Cerca de duas mil pessoas concentraram-se na Trafalgar Square para protestar contra a monarquia britânica. A Polícia Metropolitana de Londres, que tinha prometido “pouca tolerância” para quaisquer “perturbações” das celebrações, deteve mais de 50 pessoas. Pelo menos menos seis membros do grupo Republic, a maior organização republicana do país, foram detidos, entre os quais o seu presidente, Graham Smith.
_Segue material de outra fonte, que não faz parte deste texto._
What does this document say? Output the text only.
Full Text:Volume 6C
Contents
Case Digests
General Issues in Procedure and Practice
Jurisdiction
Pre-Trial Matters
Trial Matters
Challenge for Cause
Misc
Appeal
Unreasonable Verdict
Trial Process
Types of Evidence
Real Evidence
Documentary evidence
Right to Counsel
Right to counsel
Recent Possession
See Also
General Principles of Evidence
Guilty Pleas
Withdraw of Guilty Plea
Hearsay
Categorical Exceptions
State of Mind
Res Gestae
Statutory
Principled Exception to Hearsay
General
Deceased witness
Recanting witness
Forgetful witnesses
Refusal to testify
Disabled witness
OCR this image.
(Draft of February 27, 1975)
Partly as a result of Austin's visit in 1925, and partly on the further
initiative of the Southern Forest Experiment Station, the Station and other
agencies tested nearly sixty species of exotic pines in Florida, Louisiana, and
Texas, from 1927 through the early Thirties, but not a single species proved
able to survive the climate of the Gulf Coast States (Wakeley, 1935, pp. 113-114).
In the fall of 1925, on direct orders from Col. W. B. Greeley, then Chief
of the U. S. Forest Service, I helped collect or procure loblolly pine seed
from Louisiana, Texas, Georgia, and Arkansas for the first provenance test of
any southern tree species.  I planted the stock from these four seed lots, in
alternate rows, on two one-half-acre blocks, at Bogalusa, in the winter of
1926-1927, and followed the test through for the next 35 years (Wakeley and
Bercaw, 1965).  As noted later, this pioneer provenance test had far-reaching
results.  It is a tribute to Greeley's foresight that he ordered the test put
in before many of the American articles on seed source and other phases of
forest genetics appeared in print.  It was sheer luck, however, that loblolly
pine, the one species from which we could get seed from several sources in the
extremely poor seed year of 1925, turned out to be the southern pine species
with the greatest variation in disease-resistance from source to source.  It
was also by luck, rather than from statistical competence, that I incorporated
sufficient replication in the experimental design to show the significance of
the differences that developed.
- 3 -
“Eles estavam a juntar cartazes e a transportá-los quando a polícia os parou. Perguntaram porquê e disseram-lhes: ‘Dir-vos-emos quando revistarmos o veículo’. Foi então que prenderam os seis organizadores [dos protestos]”, descreveu Harry Stratton, dirigente do Republic, citado pelo The Guardian.
“Perguntámos qual a justificação para estarem a ser detidos, mas [a polícia] não disse. Foi uma surpresa, uma vez que tivemos uma série de reuniões [prévias] com a polícia”, acrescentou.
A polícia apreendeu centenas de cartazes com frases como "Ele não é meu rei", "Cidadãos, não súditos" ou "Abolir a monarquia".
Também foram detidos 13 manifestantes do grupo ambientalista Just Stop Oil, que pretendiam fazer um protesto contra os combustíveis fósseis durante a passagem do cortejo do rei Carlos III
A polícia de Londres justificou as detenções com o argumento de que se levantaram “suspeitas de delitos como conduta desordeira e conspiração para causar desordem pública nas proximidades da coroação".